CBN : Quelle est la position de Mercedes-Benz sur le marché de l’hydrogène, puisque vous avez désormais un e-Citaro H2 dans votre catalogue ?
Matthieu Beyt : L’hydrogène reste à ce jour soumis à des coûts encore prohibitifs. Concernant notre e-Citaro H2, nous étions confrontés à un cas d’usage qui demandait une amélioration d’autonomie, d’où notre choix d’un prolongateur. Quant au surcoût d’un tel modèle, il est encore difficile de le déterminer, même si, sur d’autres marchés européens, nous sommes ressortis un peu moins chers certains de nos concurrents. Reste que ce marché est pour l’essentiel le fruit d’une volonté politique et que de nombreuses questions se posent encore.
CBN : Pour le marché urbain, quel sera votre plan-produits pour les années à venir, et Mercedes-Benz est-il référencé par les centrales d’achats ?
Matthieu Beyt : Concernant nos véhicules électriques à batteries, nous introduirons en 2026 les packs NMC de 4e génération, qui apportent des gains de densité et donc d’autonomie. Enfin, nous sommes actuellement référencés par l’UGAP pour nos modèles diesel, hydrogène et pour le e-Citaro de 18 m.
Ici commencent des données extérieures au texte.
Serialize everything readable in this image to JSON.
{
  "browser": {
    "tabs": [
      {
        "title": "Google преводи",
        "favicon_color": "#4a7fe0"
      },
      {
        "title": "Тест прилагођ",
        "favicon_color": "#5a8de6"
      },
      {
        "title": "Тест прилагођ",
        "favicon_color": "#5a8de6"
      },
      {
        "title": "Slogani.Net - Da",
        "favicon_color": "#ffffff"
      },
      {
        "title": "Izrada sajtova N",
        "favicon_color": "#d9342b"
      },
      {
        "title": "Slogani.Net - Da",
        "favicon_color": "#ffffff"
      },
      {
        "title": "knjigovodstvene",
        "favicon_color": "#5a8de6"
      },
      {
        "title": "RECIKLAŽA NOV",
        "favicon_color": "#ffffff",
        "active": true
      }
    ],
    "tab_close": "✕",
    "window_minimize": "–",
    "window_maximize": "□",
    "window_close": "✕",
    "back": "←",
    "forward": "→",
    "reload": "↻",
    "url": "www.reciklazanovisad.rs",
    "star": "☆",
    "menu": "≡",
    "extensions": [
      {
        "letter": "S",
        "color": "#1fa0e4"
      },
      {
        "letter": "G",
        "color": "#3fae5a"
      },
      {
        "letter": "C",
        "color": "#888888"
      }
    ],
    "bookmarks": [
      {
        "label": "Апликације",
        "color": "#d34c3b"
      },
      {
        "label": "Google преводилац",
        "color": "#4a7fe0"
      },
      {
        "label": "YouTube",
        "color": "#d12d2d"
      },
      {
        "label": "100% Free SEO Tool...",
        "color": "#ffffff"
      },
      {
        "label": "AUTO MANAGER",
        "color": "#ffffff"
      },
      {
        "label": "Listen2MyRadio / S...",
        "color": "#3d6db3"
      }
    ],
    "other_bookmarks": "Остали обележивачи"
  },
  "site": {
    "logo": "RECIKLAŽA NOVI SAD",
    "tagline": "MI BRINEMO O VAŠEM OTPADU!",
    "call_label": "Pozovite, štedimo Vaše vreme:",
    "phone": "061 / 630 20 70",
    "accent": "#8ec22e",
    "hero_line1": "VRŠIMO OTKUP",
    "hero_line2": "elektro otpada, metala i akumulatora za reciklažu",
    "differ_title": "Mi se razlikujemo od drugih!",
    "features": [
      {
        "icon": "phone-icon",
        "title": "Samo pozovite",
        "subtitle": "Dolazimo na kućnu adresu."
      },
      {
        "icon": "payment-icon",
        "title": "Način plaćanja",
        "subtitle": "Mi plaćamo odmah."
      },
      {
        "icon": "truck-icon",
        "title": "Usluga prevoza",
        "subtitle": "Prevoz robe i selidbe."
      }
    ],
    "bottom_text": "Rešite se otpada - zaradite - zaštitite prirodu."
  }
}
Par ailleurs, nous répondons actuellement à l’appel d’offres lancé par la CATP concernant l’électrique.
CBN : Dernier point, votre usine française de Ligny-en-Barrois devrait occuper une place plus importante dans la stratégie de production de Daimler Buses, qu’en est-il exactement ?
Henri Paccalin : Pour rappel, notre usine de la Meuse emploie aujourd’hui quelque 1200 personnes et a produit 1845 véhicules en 2023. Elle fait l’objet d’un programme d’extension qui court sur la période 2024-2026 afin qu’elle devienne la première d’Europe consacrée à la production de véhicules électriques, en l’occurrence le e-Citaro. Nous devrions pouvoir dépasser les 2000 véhicules produits dans les prochains mois.